On Thursday, Ms. Hollis told Mr. Taylor that he waged a civil war in Liberia not because he wanted to free the Liberian people but because he was desperate to capture political power. Mr. Taylor dismissed this claim.
In his direct-examination, Mr. Taylor had testified before that court that the controversial elections of 1985 in which the then Liberian president, Samuel Doe, had cheated his political rival Jackson Doe of victory had been a major contributor to the conflict in the country. Mr. Taylor said that his National Patriotic Front of Liberia (NPFL) rebel group had aimed to oust Master Sergeant Doe and get Jackson Doe to power. In his cross-examination this week, prosecutors aimed to impeach Mr. Taylor’s credibility as a witness by suggesting that Mr. Taylor had just used Jackson Doe’s name as a public relations stunt and that his aim was to capture power himself. The former Liberian president disagreed.
In putting her points to Mr. Taylor on Thursday, Ms. Hollis asserted that the NPFL’s “right and bounded duty to rid the people of Liberia of the despotism by whatever means at your disposal wasn’t really a true statement.” Instead, the group’s aim was to capture political power.
“You wanted to rid Liberia of Master Sergeant Doe because you wanted to be in power in Liberia,” Mr. Hollis put to Mr. Taylor.
“You can draw your own conclusion but I disagree,” Mr. Taylor responded.
“And Mr. Taylor had you, after Master Sergeant Doe’s death in 1991 made Jackson F Doe president, then your years of civil war wouldn’t have occurred, would they?” Ms. Hollis enquired further.
“I don’t know the basis of your conclusion, maybe from some expertise, but I disagree with your conclusion or your assumptions, or your speculations, I cannot comment on speculations. We have serious disagreements with that,” Mr. Taylor responded.
Prosecutors have been seeking to impeach Mr.
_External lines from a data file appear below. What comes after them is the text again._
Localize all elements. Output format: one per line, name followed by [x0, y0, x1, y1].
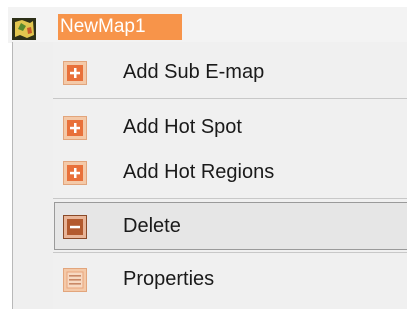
- menu-item-add-sub-emap[interactable]: Add Sub E-map: [13, 48, 407, 96]
- tree-row: NewMap1: [0, 0, 407, 44]
- plus-icon: [63, 116, 87, 140]
- menu-separator: [53, 98, 407, 99]
- context-menu: Add Sub E-map Add Hot Spot Add Hot Regio…: [12, 42, 407, 309]
- menu-separator: [53, 252, 407, 253]
- app-canvas: NewMap1 Add Sub E-map Add Hot Spot Add H…: [0, 0, 407, 309]
- tree-node-label[interactable]: NewMap1: [58, 14, 182, 40]
- map-icon[interactable]: [12, 18, 36, 40]
- menu-item-label: Delete: [123, 215, 181, 237]
- menu-separator: [53, 198, 407, 199]
- menu-item-label: Properties: [123, 268, 215, 290]
- menu-item-add-hot-regions[interactable]: Add Hot Regions: [13, 148, 407, 196]
- minus-icon: [63, 215, 87, 239]
- list-icon: [63, 268, 87, 292]
- menu-item-label: Add Sub E-map: [123, 61, 265, 83]
- menu-item-label: Add Hot Regions: [123, 161, 275, 183]
- plus-icon: [63, 161, 87, 185]
- menu-item-delete[interactable]: Delete: [13, 202, 407, 250]
- menu-item-label: Add Hot Spot: [123, 116, 242, 138]
- plus-icon: [63, 61, 87, 85]
- menu-item-add-hot-spot[interactable]: Add Hot Spot: [13, 103, 407, 151]
- menu-item-properties[interactable]: Properties: [13, 255, 407, 303]
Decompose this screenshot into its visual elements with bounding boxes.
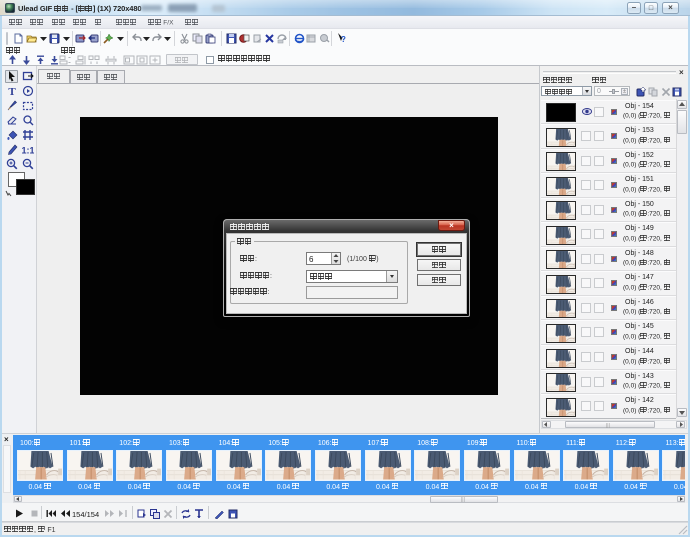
svg-text:T: T [8, 86, 16, 97]
svg-text:?: ? [341, 35, 346, 44]
svg-text:1:1: 1:1 [22, 145, 34, 155]
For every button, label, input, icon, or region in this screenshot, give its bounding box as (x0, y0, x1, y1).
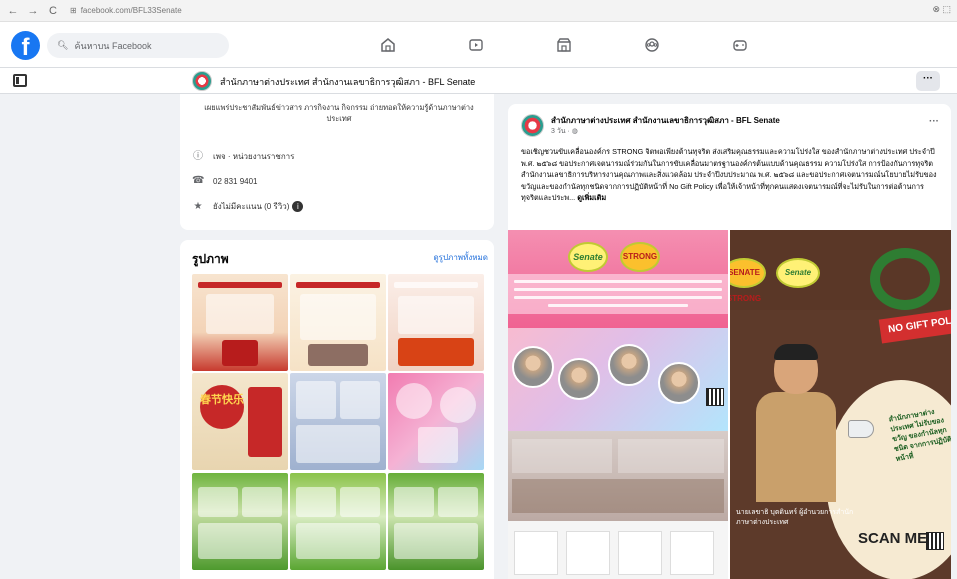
spring-festival-text: 春节快乐 (200, 385, 244, 429)
banner-strip (508, 274, 728, 314)
photo-thumbnail[interactable] (388, 274, 484, 371)
group-photo (508, 431, 728, 521)
watch-icon[interactable] (466, 36, 486, 54)
groups-icon[interactable] (642, 36, 662, 54)
see-more-link[interactable]: ดูเพิ่มเติม (577, 193, 606, 202)
no-gift-banner: NO GIFT POLI (878, 308, 951, 344)
photo-thumbnail[interactable] (290, 274, 386, 371)
photo-thumbnail[interactable] (192, 274, 288, 371)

Taylor’s credibility as a witness testifying in his own defense. In his cross-examination, prosecutors have not only questioned Mr. Taylor about events occurring in Sierra Leone, for which he stands charged before the Special Court for Sierra Leone, but they have sought to question him about his activities in Liberia in order to establish that the actions of rebel forces in Sierra Leone were consistent with those of the NPFL in Liberia. Prosecutors have also sought to establish that Mr. Taylor was not truthful on many issues that he discussed during his direct-examination. One of the issues covered today was to establish that Mr. Taylor was not truthful about his reasons for waging a war in Liberia. It will be for the judges to determine whether Mr. Taylor has been credible as a witness or not.
Also in court Thursday, lead prosecutor Ms. Hollis informed the court that she will need about 7-8 more days to conclude the cross-examination of Mr. Taylor.
Mr. Taylor is responding to charges that he was involved in a joint criminal enterprise with RUF rebels in Sierra Leone. Mr. Taylor has denied allegations that he supplied arms and ammunition to the rebels in return for Sierra Leone’s blood diamonds and that he helped them plan certain operations during which atrocities such as rape, murder and amputation of civilian arms were committed. From July 14 to November 10, 2009, Mr. Taylor testified in direct-examination as a witness in his own defense.
Mr. Taylor’s cross-examination continues on Monday.